Zwischen dem höher gelegenen Château-Gebäude und dem tiefer gelegenen Gebäude der Gesundheitsschule stellt eine neue Passerelle die Verbindung wieder her. Sie begleitet die Transformation des Standorts und verbessert die Erschliessung, die Barrierefreiheit und die funktionale Kohärenz der Gesamtanlage.
Das historische Gebäude auf Höhe des Place du Château überragt das Hauptgebäude der Gesundheitsschule, das tiefer gelegen in der Nähe des Place du Nord steht.
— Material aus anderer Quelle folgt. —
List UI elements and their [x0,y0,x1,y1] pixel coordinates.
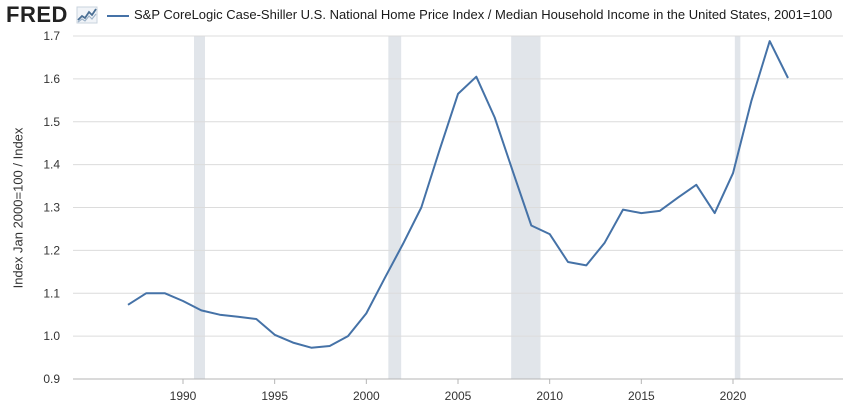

Über viele Jahre waren die beiden Gebäude durch eine Betonpasserelle verbunden und bildeten eine funktionale Einheit mit Unterrichtsräumen auf verschiedenen Ebenen. Da diese Verbindung die heutigen Anforderungen an den Brandschutz und die Barrierefreiheit für Personen mit eingeschränkter Mobilität nicht mehr erfüllte, musste sie ersetzt werden.
Die Wiederherstellung dieser wichtigen Verbindung erfolgt durch den Bau einer neuen Passerelle, die eng mit der Erweiterung des Gebäudes der Gesundheitsschule verknüpft ist. Die Erweiterung wurde für die Integration der Treppenhäuser und des Aufzugs konzipiert, schafft zusätzliche Flächen im Hauptgebäude und stellt einen Teil der erforderlichen Auflager für die Passerelle bereit. Die Passerelle wird das oberste Geschoss des Gebäudes der Gesundheitsschule mit dem Erdgeschoss des Château-Gebäudes verbinden. Ihre Tragstruktur besteht aus Schweizer Holz und verwendet ein Fachwerksystem, das die notwendige Spannweite zwischen den beiden Gebäuden gewährleistet. Die vollständig überdachte Passerelle schützt die Nutzerinnen und Nutzer vor Witterungseinflüssen und verbessert gleichzeitig die Zugänglichkeit des Standorts, insbesondere für Personen mit eingeschränkter Mobilität.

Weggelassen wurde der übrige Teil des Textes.